Chaque jour, près de 1000 enfants de moins de 15 ans contractent le VIH, et en 2007, l’ONUSIDA, a estimé que 2 millions d’enfants vivaient avec le VIH, dont près de 90 pour cent en Afrique. La plus grqnde majorité de ces enfants sont infectés avant la naissance, durant la grossesse, au moment de l’accouchement ou lorsqu’ils sont allaités (si leur mère est séropositive au VIH).

La progression du VIH/SIDA est particulièrement fulgurante chez les enfants. Faute de soins et d’un traitement, le virus se multiplie et détruit le système immunitaire de l’enfant, ce qui diminue sa résistance aux infections, notamment la pneumonie et d’autres maladies infantiles communes. Près de la moitié des enfants qui ont été infectés par leur mère meurent avant leur deuxième anniversaire.

En 2007, l’ONUSIDA a estimé que 270 000 enfants de moins de 15 ans étaient morts de maladies associées au VIH. Grâce à la baisse des prix des médicaments, à une meilleure sensibilisation, à l’introduction de doses fixes de combinaisons d’antirétroviraux (ARV) et à des projections plus fiables des besoins en ARV pédiatriques, de nombreux pays ont pu se procurer et distribuer des ARV pour enfants, et prendre les mesures suivantes :

  • Les femmes en âge de procréer doivent avoir accès à des services de prévention du VIH, y compris les tests de dépistage. Pour celles qui sont déjà infectées, des mesures de prévention de la transmission du VIH de la mère à l’enfant doivent être prises pour réduire les risques d’infection des bébés. Dans les pays à revenu élevé, l’infection par le VIH a pratiquement été éliminée car les femmes ont accès à des interventions complètes de PTME.
  • La première étape de tout programme de soins consiste à identifier les enfants infectés. Il est nécessaire d’associer la PTME aux programmes de traitement du VIH dans le cadre d’interventions par équipe axées sur la famille afin d’identifier le plus grand nombre d’enfants séropositifs qui ont besoin de soins. De la même façon, dans les groupes de population à forte prévalence, des tests de dépistage du VIH devraient être administrés à tous les enfants malades par les dispensaires, et pour l’ensemble de la population, à tous les enfants d’adultes dont la séropositivité est connue dans les centres de dépistage volontaire et d'accompagnement psychologique (VCT) ou les centres de traitement antirétroviral (ART).
  • Il est possible d’améliorer l’accès aux tests virologiques en utilisant du sang séché sur papier filtre (DBS) pour transporter les échantillons recueillis dans les centres de soins isolés qui ne disposent pas de matériel de laboratoire.
  • Les enfants séropositifs doivent avoir accès aux ART. La thérapie antirétrovirale est extrêmement efficace chez les enfants, même dans les pays à faible et à moyen revenu.
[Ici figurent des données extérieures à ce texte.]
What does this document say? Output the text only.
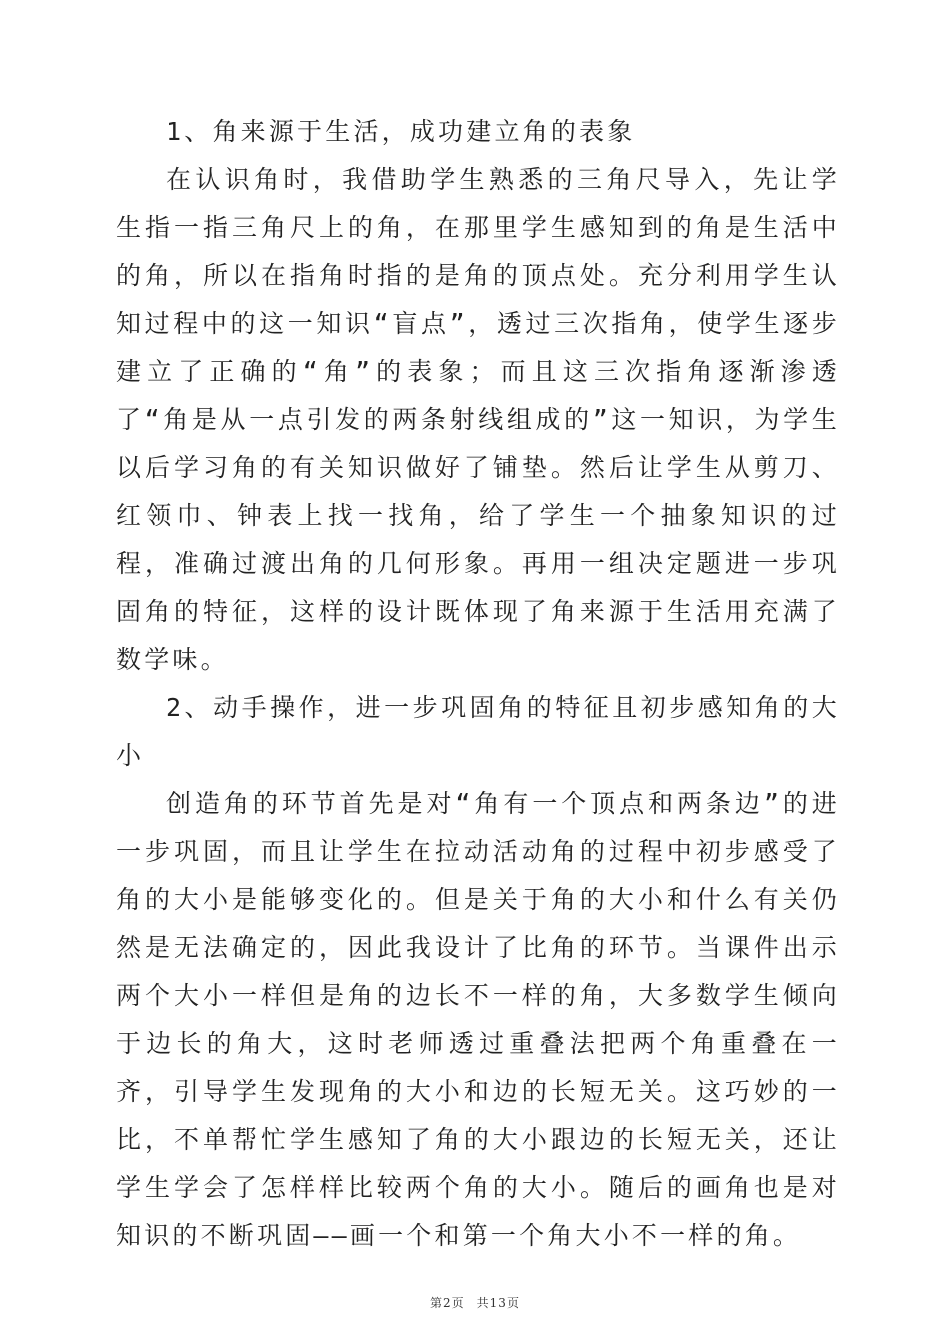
1、角来源于生活，成功建立角的表象

在认识角时，我借助学生熟悉的三角尺导入，先让学生指一指三角尺上的角，在那里学生感知到的角是生活中的角，所以在指角时指的是角的顶点处。充分利用学生认知过程中的这一知识“盲点”，透过三次指角，使学生逐步建立了正确的“角”的表象；而且这三次指角逐渐渗透了“角是从一点引发的两条射线组成的”这一知识，为学生以后学习角的有关知识做好了铺垫。然后让学生从剪刀、红领巾、钟表上找一找角，给了学生一个抽象知识的过程，准确过渡出角的几何形象。再用一组决定题进一步巩固角的特征，这样的设计既体现了角来源于生活用充满了数学味。

2、动手操作，进一步巩固角的特征且初步感知角的大小

创造角的环节首先是对“角有一个顶点和两条边”的进一步巩固，而且让学生在拉动活动角的过程中初步感受了角的大小是能够变化的。但是关于角的大小和什么有关仍然是无法确定的，因此我设计了比角的环节。当课件出示两个大小一样但是角的边长不一样的角，大多数学生倾向于边长的角大，这时老师透过重叠法把两个角重叠在一齐，引导学生发现角的大小和边的长短无关。这巧妙的一比，不单帮忙学生感知了角的大小跟边的长短无关，还让学生学会了怎样样比较两个角的大小。随后的画角也是对知识的不断巩固——画一个和第一个角大小不一样的角。

第2页 共13页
Des études scientifiques et certains programmes font état de taux de survie de plus de 80 pour cent.
  • Le cotrimoxazole, un antibiotique de faible coût que l’on donne aux enfants exposés au VIH, peut réduire le nombre de décès causés par les infections secondaires et d’autres maladies infantiles communes, y compris le paludisme. Les directives de l’Organisation mondiale de la Santé (OMS) World Health Organization  recommandent actuellement que l’on administre une prophylaxie par le cotrimoxazole à tous les nourrissons nés de mères séropositives à partir de six semaines, jusqu’à ce que l’on détermine s’ils sont eux-mêmes infectés.
  • Comme les enfants sont souvent traités dans des cliniques différentes de celles où leur mère a reçu des soins prénatals ou a accouché, ceux qui ont été exposés au VIH ne sont souvent pas repérés lorsqu’ils se présentent pour recevoir des soins, par exemple, leurs premiers vaccins. Plusieurs pays commencent à documenter le statut sérologique de la mère sur la fiche de santé de l’enfant, de sorte que les agents de santé puissent identifier les enfants qui ont besoin d’un traitement du VIH et d’un soutien supplémentaires.

Les problèmes

Voici certaines des difficultés que pose le passage à plus vaste échelle des traitements pédiatriques :

  • La couverture des services reste limitée. L’accès au cotrimoxazole et à un diagnostic précoce est encore très faible.
  • La plupart des pays ne disposent pas de plans pour élargir ces services, ce qui fait qu’il est difficile de déterminer le nombre d’enfants qui vivent avec le VIH ou qui ont besoin d’un traitement à l’échelon du pays. Sans ces données, il s’avère problématique de fixer des cibles de traitement qui se fondent sur la réalité ou de mesurer les progrès accomplis pour accroître la couverture de la prise en charge.
  • Beaucoup de travail reste à faire pour éliminer vraiment les disparités dont souffrent les enfants en matière d’accès aux soins et aux traitements. Dans de nombreux cas, les prochaines étapes consistent à intensifier et à mieux harmoniser les efforts et à apporter aux gouvernements nationaux les outils et les capacités dont ils ont besoin pour faire une différence appréciable dans la vie des enfants.
  • Pour intensifier les soins et la prise en charge du VIH, il faut aussi s’assurer que les enfants ont accès à d’autres interventions en faveur de la survie de l’enfant, comme la vaccination, une bonne nutrition, de l’eau salubre et un assainissement de base.

Le rôle de l’UNICEF

Le rôle de l’UNICEF consiste à fournir une assistance technique et financière aux pays qui élaborent des plans stratégiques; à offrir des directives et des outils de développement; à développer les capacités des ressources humaines et à soutenir la mise en œuvre des programmes.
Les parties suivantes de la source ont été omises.